Unconcealed
13 October to 21 November
This exhibition brings together three artists active in the 1970s whose work both revealed and by-passed, the power of the art market.
Cadere carried one of his Round Bars of Wood to private views as means of making his presence felt and drawing attention to his work. The discourse around this work was influenced by his East European, Rumanian background. In a 1975 interview with Lynda Morris he said people in the West treated him as though he was “dirty”. //Unconcealed// will be showing two round bars of wood Cadere made as a portrait of his friends Gilbert and George, who had presented themselves early in their careers as “Living Sculpture”.
Peter Downsbrough is a New York artist who after many years of travel and work in Europe moved to Brussels, in the late 1980s. He had worked closely with Lawrence Weiner, among others, and his practice is based on the formal and social relationship between two metal poles or black taped lines. The form for distribution of the work was frequently an artist’s book. The exhibition will include a shelf of his artist books from the 1970s and a new installation of his two black lines.

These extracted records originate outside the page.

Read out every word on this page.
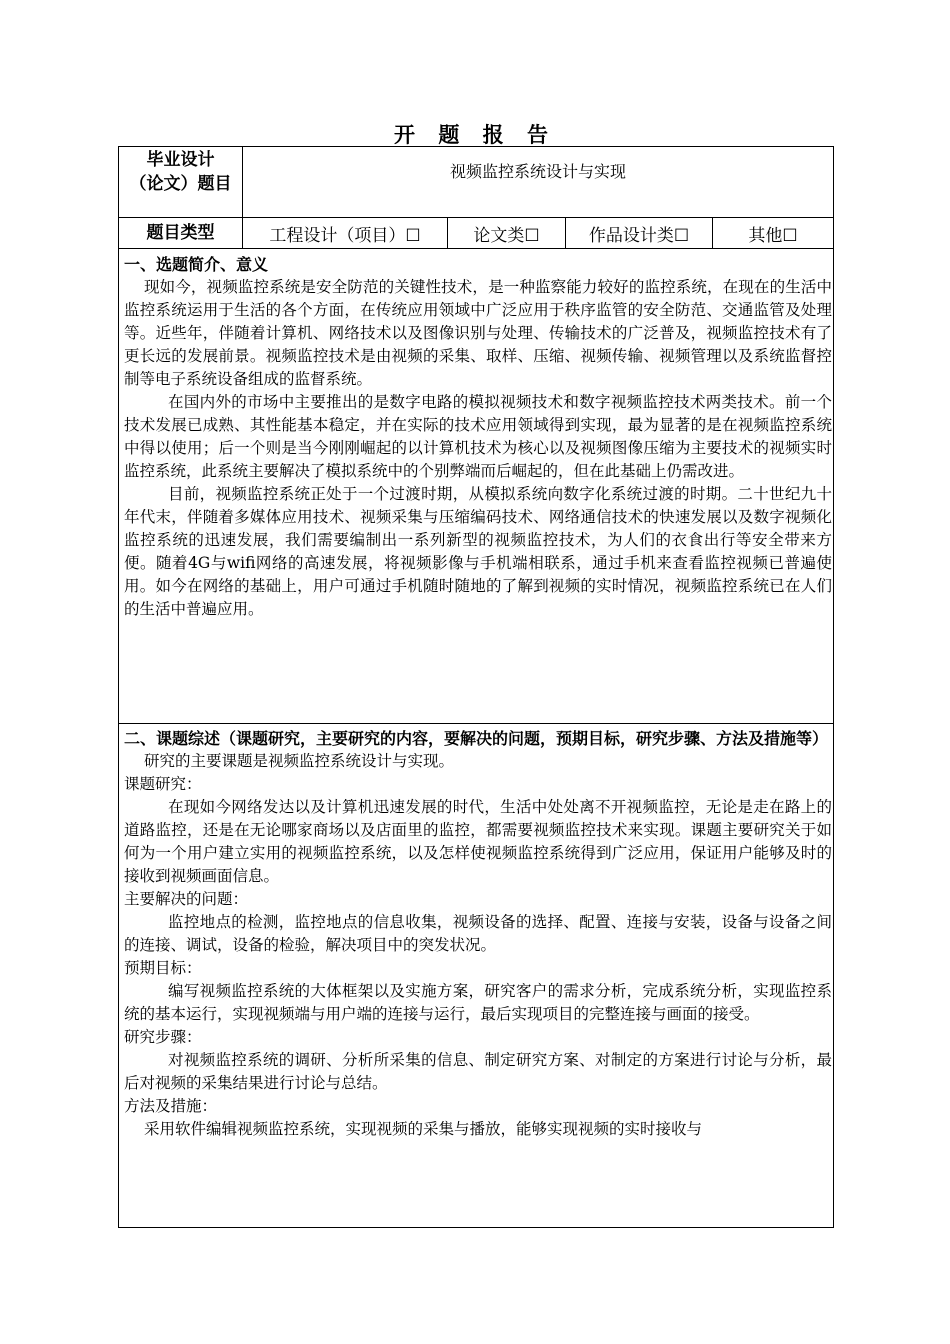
开 题 报 告
毕业设计
（论文）题目
视频监控系统设计与实现
题目类型	工程设计（项目）☐	论文类☐	作品设计类☐	其他☐

一、选题简介、意义

现如今，视频监控系统是安全防范的关键性技术，是一种监察能力较好的监控系统，在现在的生活中监控系统运用于生活的各个方面，在传统应用领域中广泛应用于秩序监管的安全防范、交通监管及处理等。近些年，伴随着计算机、网络技术以及图像识别与处理、传输技术的广泛普及，视频监控技术有了更长远的发展前景。视频监控技术是由视频的采集、取样、压缩、视频传输、视频管理以及系统监督控制等电子系统设备组成的监督系统。

在国内外的市场中主要推出的是数字电路的模拟视频技术和数字视频监控技术两类技术。前一个技术发展已成熟、其性能基本稳定，并在实际的技术应用领域得到实现，最为显著的是在视频监控系统中得以使用；后一个则是当今刚刚崛起的以计算机技术为核心以及视频图像压缩为主要技术的视频实时监控系统，此系统主要解决了模拟系统中的个别弊端而后崛起的，但在此基础上仍需改进。

目前，视频监控系统正处于一个过渡时期，从模拟系统向数字化系统过渡的时期。二十世纪九十年代末，伴随着多媒体应用技术、视频采集与压缩编码技术、网络通信技术的快速发展以及数字视频化监控系统的迅速发展，我们需要编制出一系列新型的视频监控技术，为人们的衣食出行等安全带来方便。随着4G与wifi网络的高速发展，将视频影像与手机端相联系，通过手机来查看监控视频已普遍使用。如今在网络的基础上，用户可通过手机随时随地的了解到视频的实时情况，视频监控系统已在人们的生活中普遍应用。

二、课题综述（课题研究，主要研究的内容，要解决的问题，预期目标，研究步骤、方法及措施等）

研究的主要课题是视频监控系统设计与实现。

课题研究：

在现如今网络发达以及计算机迅速发展的时代，生活中处处离不开视频监控，无论是走在路上的道路监控，还是在无论哪家商场以及店面里的监控，都需要视频监控技术来实现。课题主要研究关于如何为一个用户建立实用的视频监控系统，以及怎样使视频监控系统得到广泛应用，保证用户能够及时的接收到视频画面信息。

主要解决的问题：

监控地点的检测，监控地点的信息收集，视频设备的选择、配置、连接与安装，设备与设备之间的连接、调试，设备的检验，解决项目中的突发状况。

预期目标：

编写视频监控系统的大体框架以及实施方案，研究客户的需求分析，完成系统分析，实现监控系统的基本运行，实现视频端与用户端的连接与运行，最后实现项目的完整连接与画面的接受。

研究步骤：

对视频监控系统的调研、分析所采集的信息、制定研究方案、对制定的方案进行讨论与分析，最后对视频的采集结果进行讨论与总结。

方法及措施：

采用软件编辑视频监控系统，实现视频的采集与播放，能够实现视频的实时接收与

Both Cadere and Peter Downsbrough frequently appear in the Vernissage photographs of Jacques Charlier from 1974. Charlier photographed, and had photographed, Vernissages at museums and early Kunstmarkts in Belgium, Holland and Germany in 1974 for his exhibition at the Palais des Beaux Arts in Brussels in January 1975. The catalogue for that exhibition was the photographs of the Vernissage photographs and the On Kawara exhibition.
The work will be accompanied by archive documentation of the work of the three artists.
A discussion with Jacques Charlier and Peter Downsbrough and the opportunity to hear a tape recording of Cadere from 1975 will take place at 4pm on Monday 12 October in the Gallery at Norwich University College of the Arts.
The exhibition has been curated by Lynda Morris to mark the publication of Unconcealed by Sophie Richard published by Ridinghouse and edited by Lynda Morris. Sophie Richard was a PhD student at NUCA for four years and she received her doctorate in 2006.